Mara Abbott (riding for the US but we’d all rather see what the monkey version of the US champs jersey is going to look like) must be challenger number one. She was second in last year’s Giro to Claudia Hausler and could have come a lot closer had she been riding for herself rather than for Judith Arndt. She stuck to Emma Pooley’s back wheel all the way up Monte Serra before breaking away to take the stage, and in this year’s Tour de l’Aude it was that same pair who broke away on the two biggest mountain stages. But although they took one stage apiece there, Mara won by a wheel in Osseja while Emma took the line in Roquefeuil by a clear margin. And even if she manages to get ahead on the Stelvio she still has to make up the time she will lose on the time trial. Last year she was 50 seconds down on Emma over just 13km, plus 27 seconds down on the 2.5km prologue. This year there is no prologue but the main time trial is 16.9km, which on past form puts her at over a minute down. Amber Neben should be able to play the superdomestique role as she recovers from the injury she picked up last time she was in Europe, but the rest of the squad, well, they’re good but not Cervelo good.

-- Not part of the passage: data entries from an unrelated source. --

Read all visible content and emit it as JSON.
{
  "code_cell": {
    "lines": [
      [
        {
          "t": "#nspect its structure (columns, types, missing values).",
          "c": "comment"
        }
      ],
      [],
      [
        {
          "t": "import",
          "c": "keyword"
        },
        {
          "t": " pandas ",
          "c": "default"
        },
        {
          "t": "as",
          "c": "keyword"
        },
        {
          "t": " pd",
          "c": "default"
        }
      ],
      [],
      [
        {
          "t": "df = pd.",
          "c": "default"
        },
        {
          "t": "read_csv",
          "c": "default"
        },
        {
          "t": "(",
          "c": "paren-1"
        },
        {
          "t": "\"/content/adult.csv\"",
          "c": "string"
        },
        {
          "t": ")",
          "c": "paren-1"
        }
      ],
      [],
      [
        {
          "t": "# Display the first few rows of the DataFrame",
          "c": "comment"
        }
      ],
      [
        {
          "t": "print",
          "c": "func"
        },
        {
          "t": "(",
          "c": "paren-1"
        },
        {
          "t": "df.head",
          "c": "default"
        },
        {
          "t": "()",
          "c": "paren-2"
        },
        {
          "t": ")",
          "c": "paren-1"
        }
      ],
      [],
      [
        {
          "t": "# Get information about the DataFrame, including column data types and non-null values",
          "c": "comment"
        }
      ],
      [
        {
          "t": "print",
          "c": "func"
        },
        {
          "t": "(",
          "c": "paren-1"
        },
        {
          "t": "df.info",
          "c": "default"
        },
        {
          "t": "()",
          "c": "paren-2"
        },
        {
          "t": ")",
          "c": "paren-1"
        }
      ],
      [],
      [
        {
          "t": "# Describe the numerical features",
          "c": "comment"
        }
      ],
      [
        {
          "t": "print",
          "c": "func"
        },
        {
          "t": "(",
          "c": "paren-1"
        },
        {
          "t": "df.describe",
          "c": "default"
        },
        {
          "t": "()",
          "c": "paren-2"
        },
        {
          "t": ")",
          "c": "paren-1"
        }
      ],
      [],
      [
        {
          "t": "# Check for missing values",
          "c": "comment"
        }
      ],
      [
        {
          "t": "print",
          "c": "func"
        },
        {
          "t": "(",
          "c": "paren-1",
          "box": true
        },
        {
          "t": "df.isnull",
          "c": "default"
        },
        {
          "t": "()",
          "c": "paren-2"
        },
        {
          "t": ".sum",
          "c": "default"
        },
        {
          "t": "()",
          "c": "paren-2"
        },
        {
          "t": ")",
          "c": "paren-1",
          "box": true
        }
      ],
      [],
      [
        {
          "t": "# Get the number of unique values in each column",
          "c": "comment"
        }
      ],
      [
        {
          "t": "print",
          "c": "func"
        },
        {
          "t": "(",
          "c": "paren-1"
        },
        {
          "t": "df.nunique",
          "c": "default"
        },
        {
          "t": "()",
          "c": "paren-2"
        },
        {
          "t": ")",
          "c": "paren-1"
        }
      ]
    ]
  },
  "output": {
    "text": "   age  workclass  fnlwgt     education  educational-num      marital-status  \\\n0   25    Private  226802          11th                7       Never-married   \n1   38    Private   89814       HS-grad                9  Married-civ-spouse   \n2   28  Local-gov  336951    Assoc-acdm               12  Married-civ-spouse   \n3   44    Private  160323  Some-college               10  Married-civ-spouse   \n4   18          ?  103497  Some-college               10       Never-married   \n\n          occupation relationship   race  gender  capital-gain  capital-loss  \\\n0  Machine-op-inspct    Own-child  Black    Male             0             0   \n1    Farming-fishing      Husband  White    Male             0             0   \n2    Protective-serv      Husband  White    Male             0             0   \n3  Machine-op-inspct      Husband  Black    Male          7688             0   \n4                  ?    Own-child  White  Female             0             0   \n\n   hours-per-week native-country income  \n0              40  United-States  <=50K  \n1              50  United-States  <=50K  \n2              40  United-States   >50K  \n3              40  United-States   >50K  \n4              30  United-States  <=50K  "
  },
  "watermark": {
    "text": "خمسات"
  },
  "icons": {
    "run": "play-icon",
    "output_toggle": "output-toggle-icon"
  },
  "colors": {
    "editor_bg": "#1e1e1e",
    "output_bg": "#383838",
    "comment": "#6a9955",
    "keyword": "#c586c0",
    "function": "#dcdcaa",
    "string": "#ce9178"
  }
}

Evie Stevens (HTC-Columbia) is the one other rider who has been able to keep up with Emma and Mara on the hills this year. She was riding well in the Tour de l’Aude until she slid off her bike and landed on her head, and what’s more she’s just shown that she can timetrial, and won herself a nice new fancy US champion jersey to do it in for the next year. Beyond that we don’t have a lot of form to judge her on; l’Aude was her first ever ten day stage race. Will she still have the legs to climb when they reach the mountains, or was that crash partly due to exhaustion. And will she actually be the nominated team-leader from the start, or just in that "protected, but not the most protected" mystery spot.
Claudia Hausler (Cervelo). My first three picks are all from English speaking countries, so I should point out that the fact that the first German rider I give a chance to I put in fourth spot has nothing to do at all with the football. Oh no no no no. Wirklich. Gerne. Claudia is the defending champion here in Italy, and was third and won the young rider’s jersey in 2008. Given that she did the l’Aude/Giro double last year, she really should be the clear team leader. But if there’s one single reason why I’ve been underestimating Emma Pooley all season, it’s that the Stelvio stage has her name written all over it in very very big letters, so I was convinced that Cervelo would make Claudia their number one almost everywhere else in compensation. But that hasn’t happened, and the official line from Cervelo seems to be that the Giro is Claudia’s race. And the official line from just about anywhere else is "do you think we were born yesterday?" We know Claudia can attack on the climbs as she showed in the last stage of the Emakumeen Bira, but there she caught up with the early break and they all worked together to the end. That Stelvio stage doesn’t look too friendly for an early break, and the only way can see her winning there is if she gets away first, and even then I see Emma Pooley having to soft-pedal to not catch up.
Judith Arndt (HTC-Columbia) may be the official HTC team leader. It’s quite amazing that even allowing for all the recovery time needed to recover from three broken arms (or variants thereof) she still finished last year ranked 10th according to CQRanking. She was on course for a comfortable spot on the podium last year when she crashed out on the penultimate stage, and her 2nd place in the Emakumeen Bira (where she was unable to find anyone to help her chase Claudia Hausler) plus victory in her national TT and second place in the road race last week shows that she’s in form. If only the course wasn’t quite so climby.
Olga Zabelinskaya (Safi-Pasta Zara) is the only other rider I can thik of this year who has been able to fly away from the peloton going uphill, and that was just in one race, the Trofeo Alfreda Binda. Before that she was away from the sport for a couple of years having kids with husband Serguei Ivanov, and since she was knocked off her bike by a car and was said to be riding back from injury. Still two teams, Safi and Fenixs, have been fighting to sign her, so she could be a surprise.
That, in the manner of the Café Tour de France previews, is a good starting five to watch if you don’t know much about the sport. There’s a supposedly full start list up at the main Giro Donne site but it looks very very old. Flavia Oliveira was banned a couple of months back, Eneritz Iturriagaechevarria is out with a broken collarbone, Olga Zebelinskaya spells her name with an a and decided not to join Fenixs, while Rachel Neylan has only managed to sit on a saddle again in the last few days after landing very nastily on her bottom in Spain. If anyone wants to add their own then please feel free to do so.